The development of micro-volume assays does require additional effort. For example, the type and volume of diluent used to elute the analyte from the capillary needs to be investigated. Water, surrogate matrix (PBS with BSA) or plasma can be used as diluent. Method validation is nearly identical to larger volume sample methods, with the additional need to demonstrate recoveries and stabilities with the microsampling device. For example, calibration and quality control samples should be prepared in bulk, and then transferred to sampling capillaries. These samples are then diluted on the day of extraction. Given that study samples are diluted as part of collection, diluted sample stability needs to be assessed. Typical stability assessments would include freeze/thaw and room temperature cycles.
Over the last 5 years or so, a major focus has been on using DBS media as an alternative to a ‘wet’ matrix. Though DBS does offer benefits towards cost reduction, shipping and sample storage, it is not without limitation, specifically regarding blood hematocrit levels. Method validation must therefore include an assessment of blood hematocrit level on analyte recovery. DBS-specific validation parameters should include the effect of spotted volume on precision and accuracy, spot-to-spot accuracy and precision, distribution of the spot on filter paper, impact of filter paper type, spot size and homogeneity, carry over, temperature during spotting and drying, plasma protein binding, stability of analyte during drying conditions, effect of drying time, and card storage conditions including temperature, humidity, packaging and light. It should be noted that novel substrates have been developed that demonstrate independence of hematocrit, although the most common solution is to simply elute analyte from the entire spot.
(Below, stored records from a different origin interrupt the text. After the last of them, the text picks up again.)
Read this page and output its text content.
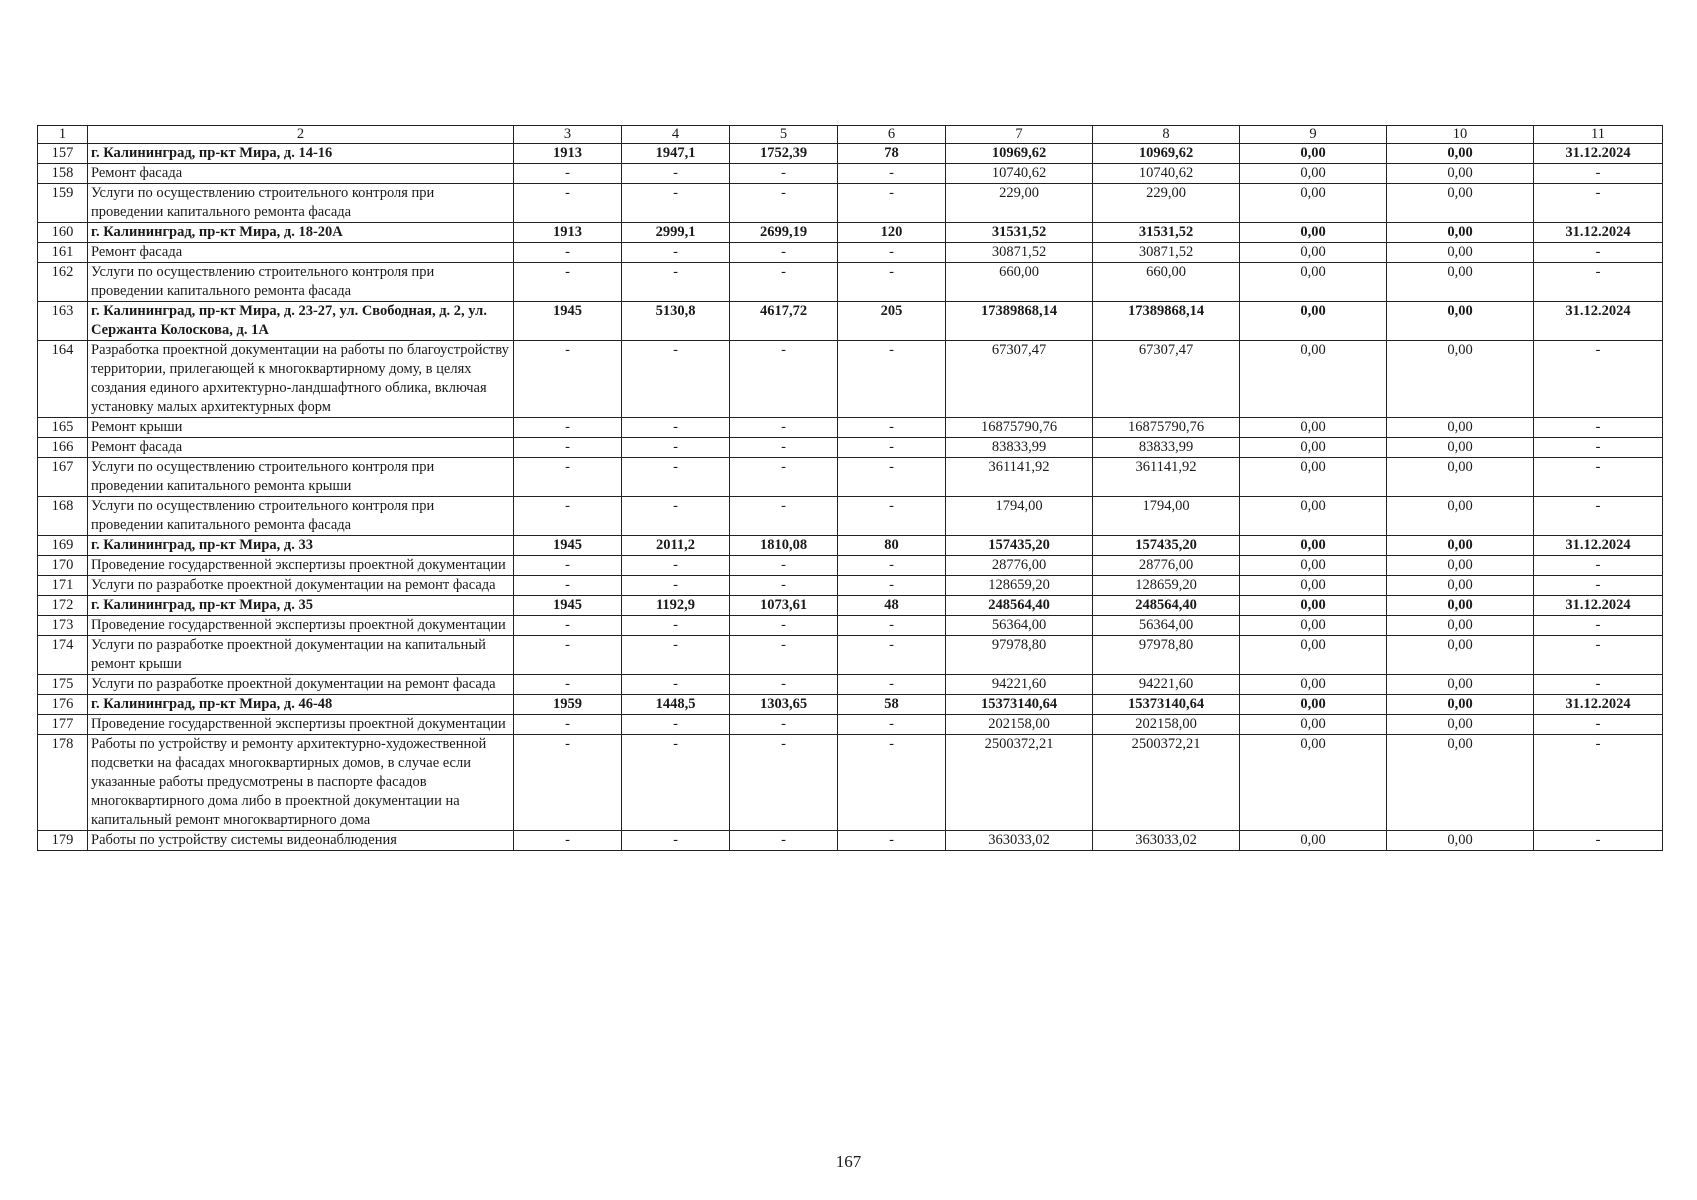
1	2	3	4	5	6	7	8	9	10	11
157	г. Калининград, пр-кт Мира, д. 14-16	1913	1947,1	1752,39	78	10969,62	10969,62	0,00	0,00	31.12.2024
158	Ремонт фасада	-	-	-	-	10740,62	10740,62	0,00	0,00	-
159	Услуги по осуществлению строительного контроля при проведении капитального ремонта фасада	-	-	-	-	229,00	229,00	0,00	0,00	-
160	г. Калининград, пр-кт Мира, д. 18-20А	1913	2999,1	2699,19	120	31531,52	31531,52	0,00	0,00	31.12.2024
161	Ремонт фасада	-	-	-	-	30871,52	30871,52	0,00	0,00	-
162	Услуги по осуществлению строительного контроля при проведении капитального ремонта фасада	-	-	-	-	660,00	660,00	0,00	0,00	-
163	г. Калининград, пр-кт Мира, д. 23-27, ул. Свободная, д. 2, ул. Сержанта Колоскова, д. 1А	1945	5130,8	4617,72	205	17389868,14	17389868,14	0,00	0,00	31.12.2024
164	Разработка проектной документации на работы по благоустройству территории, прилегающей к многоквартирному дому, в целях создания единого архитектурно-ландшафтного облика, включая установку малых архитектурных форм	-	-	-	-	67307,47	67307,47	0,00	0,00	-
165	Ремонт крыши	-	-	-	-	16875790,76	16875790,76	0,00	0,00	-
166	Ремонт фасада	-	-	-	-	83833,99	83833,99	0,00	0,00	-
167	Услуги по осуществлению строительного контроля при проведении капитального ремонта крыши	-	-	-	-	361141,92	361141,92	0,00	0,00	-
168	Услуги по осуществлению строительного контроля при проведении капитального ремонта фасада	-	-	-	-	1794,00	1794,00	0,00	0,00	-
169	г. Калининград, пр-кт Мира, д. 33	1945	2011,2	1810,08	80	157435,20	157435,20	0,00	0,00	31.12.2024
170	Проведение государственной экспертизы проектной документации	-	-	-	-	28776,00	28776,00	0,00	0,00	-
171	Услуги по разработке проектной документации на ремонт фасада	-	-	-	-	128659,20	128659,20	0,00	0,00	-
172	г. Калининград, пр-кт Мира, д. 35	1945	1192,9	1073,61	48	248564,40	248564,40	0,00	0,00	31.12.2024
173	Проведение государственной экспертизы проектной документации	-	-	-	-	56364,00	56364,00	0,00	0,00	-
174	Услуги по разработке проектной документации на капитальный ремонт крыши	-	-	-	-	97978,80	97978,80	0,00	0,00	-
175	Услуги по разработке проектной документации на ремонт фасада	-	-	-	-	94221,60	94221,60	0,00	0,00	-
176	г. Калининград, пр-кт Мира, д. 46-48	1959	1448,5	1303,65	58	15373140,64	15373140,64	0,00	0,00	31.12.2024
177	Проведение государственной экспертизы проектной документации	-	-	-	-	202158,00	202158,00	0,00	0,00	-
178	Работы по устройству и ремонту архитектурно-художественной подсветки на фасадах многоквартирных домов, в случае если указанные работы предусмотрены в паспорте фасадов многоквартирного дома либо в проектной документации на капитальный ремонт многоквартирного дома	-	-	-	-	2500372,21	2500372,21	0,00	0,00	-
179	Работы по устройству системы видеонаблюдения	-	-	-	-	363033,02	363033,02	0,00	0,00	-
167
An innovative alternative to DBS media is a solid phase extraction device consisting of silica particles modified with C18 phase chemistries embedded in a biocompatible binder. This solid phase micro-extraction device combines sampling, sample preparation and extraction in one step. Nevertheless, blood hematocrit levels do appear to impact analyte recoveries.
Regulatory agencies appear to be taking a conservative approach to accepting methods that use solid phase media for micro-volume samples. Specifically, for clinical studies there is an expectation that investigators employ sparse sampling of wet blood along with complementary DBS samples to demonstrate continued concordance in PK profiles.
Irrespective of specific technique, micro-volume sample analysis offers several advantages that are important to drug development. Minimizing sample volume allows investigators to reduce, reuse and refine in vivo animal models; one animal may now provide sufficient sampling intervals for PK and/or pharmacodynamic analysis. For DBS there are added advantages in that dried matrices may be collected with only modest investment in training and little, if any, additional equipment at the clinical site. Additionally, samples can be shipped without dry ice, thereby allowing for a wider population base to be involved in clinical drug development studies.